Small molecules	Targeting autophagy machinery	Effect on AD	References
DNLA	Increases autophagic flux	Attenuates axonal degeneration of hippocampus	131
EVOO	Activates AMPK‐ULK1 pathway	Attenuates neuroinflammation	132
LANDO	Increases LC3‐II degradation	Promotes Aβ clearance and attenuates cognitive deficits	133
SYK	Inhibits mTOR pathway	Attenuates Tau accumulation, neuronal and synaptic loss	134
ERβ	Increases LC3‐II degradation and interacts with Atg7	Promotes Tau degradation and neuroprotective effect	135
Ori	Increases LC3‐II, P62 and cathepsin D degradation	Promotes learning and memory and Aβ clearance	136
TMED10	Activates Atg4B	Attenuates Aβ production	137

Abbreviations: DNLA, Dendrobium nobile Lindl alkaloid; ERβ, estrogen receptor β; EVOO, extra‐Virgin Olive Oil; LANDO, LC3‐associated endocytosis; Ori, orientin; SYK, spleen tyrosine kinase.

CONCLUSION AND PROSPECT

Although the specific pathogenesis of AD has not yet been elucidated, a growing number of studies point to the catabolic process of autophagy, and it is found to play a protective and beneficial role in the pathogenesis of early AD, while it is dysfunctional and aberrant with AD progressing, thus aggravating AD symptoms instead. As the research develops further, many genes and proteins that are related to autophagy and AD pathogenesis have been found, and to elucidate the role of those genes and molecules in the regulation of autophagy for AD pathogenesis is important.

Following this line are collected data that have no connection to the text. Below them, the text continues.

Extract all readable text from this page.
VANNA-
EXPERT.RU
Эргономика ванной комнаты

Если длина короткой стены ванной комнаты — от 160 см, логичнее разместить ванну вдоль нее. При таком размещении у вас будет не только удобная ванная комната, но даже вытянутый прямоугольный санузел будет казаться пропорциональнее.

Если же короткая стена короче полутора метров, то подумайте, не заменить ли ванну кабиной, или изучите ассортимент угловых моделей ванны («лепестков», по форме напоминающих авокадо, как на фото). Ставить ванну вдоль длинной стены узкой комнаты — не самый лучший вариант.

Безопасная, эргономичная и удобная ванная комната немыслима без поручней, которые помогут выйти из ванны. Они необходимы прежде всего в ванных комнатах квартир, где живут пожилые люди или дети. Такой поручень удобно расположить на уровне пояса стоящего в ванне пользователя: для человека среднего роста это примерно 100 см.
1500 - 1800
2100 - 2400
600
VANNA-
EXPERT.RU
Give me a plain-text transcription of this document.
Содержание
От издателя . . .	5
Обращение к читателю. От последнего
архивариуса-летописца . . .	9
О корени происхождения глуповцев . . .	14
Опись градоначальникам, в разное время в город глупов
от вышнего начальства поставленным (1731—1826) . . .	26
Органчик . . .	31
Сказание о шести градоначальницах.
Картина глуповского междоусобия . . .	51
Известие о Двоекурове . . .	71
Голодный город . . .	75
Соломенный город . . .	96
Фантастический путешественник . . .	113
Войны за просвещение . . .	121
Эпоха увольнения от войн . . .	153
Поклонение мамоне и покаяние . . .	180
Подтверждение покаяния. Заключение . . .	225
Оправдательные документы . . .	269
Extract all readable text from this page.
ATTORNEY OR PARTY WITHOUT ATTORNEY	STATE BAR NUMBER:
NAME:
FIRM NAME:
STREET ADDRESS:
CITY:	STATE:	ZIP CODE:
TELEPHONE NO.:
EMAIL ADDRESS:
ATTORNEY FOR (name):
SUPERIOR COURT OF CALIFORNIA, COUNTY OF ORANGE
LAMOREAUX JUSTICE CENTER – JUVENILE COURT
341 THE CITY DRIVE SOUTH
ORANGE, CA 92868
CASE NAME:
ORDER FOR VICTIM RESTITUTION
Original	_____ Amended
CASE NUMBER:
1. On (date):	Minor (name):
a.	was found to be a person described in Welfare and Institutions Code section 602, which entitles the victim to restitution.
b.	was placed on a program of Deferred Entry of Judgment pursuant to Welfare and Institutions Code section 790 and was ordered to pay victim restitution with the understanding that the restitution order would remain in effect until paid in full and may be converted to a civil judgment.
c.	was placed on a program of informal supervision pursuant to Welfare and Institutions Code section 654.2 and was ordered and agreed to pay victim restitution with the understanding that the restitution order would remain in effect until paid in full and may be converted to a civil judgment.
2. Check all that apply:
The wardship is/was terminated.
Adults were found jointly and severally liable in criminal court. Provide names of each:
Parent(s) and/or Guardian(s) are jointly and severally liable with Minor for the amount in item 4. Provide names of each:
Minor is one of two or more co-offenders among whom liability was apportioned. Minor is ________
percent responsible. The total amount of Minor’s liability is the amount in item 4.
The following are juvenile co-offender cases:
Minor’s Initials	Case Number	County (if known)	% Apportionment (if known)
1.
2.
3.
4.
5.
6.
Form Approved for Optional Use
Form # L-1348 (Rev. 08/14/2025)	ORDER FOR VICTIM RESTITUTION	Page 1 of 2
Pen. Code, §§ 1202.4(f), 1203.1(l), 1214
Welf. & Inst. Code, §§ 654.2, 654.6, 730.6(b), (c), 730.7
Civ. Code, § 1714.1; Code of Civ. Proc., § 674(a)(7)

Moreover, many recent studies have reported that small molecules modulated autophagy via different regulating pathways in autophagy exerting great benefits in clearing Aβ and Tau, thereby ameliorating AD symptoms. Although autophagy has been extensively studied for its ability to clear Aβ aggregates and phosphorylate Tau protein and protect nerve cells from damage in AD, a deeper and more comprehensive understanding of the role of autophagy in the pathogenesis of AD research is still urgent, which will provide new theories and even therapeutic targets for clinical trials of drug in AD.

CONFLICT OF INTEREST

The authors declare that they have no competing interests.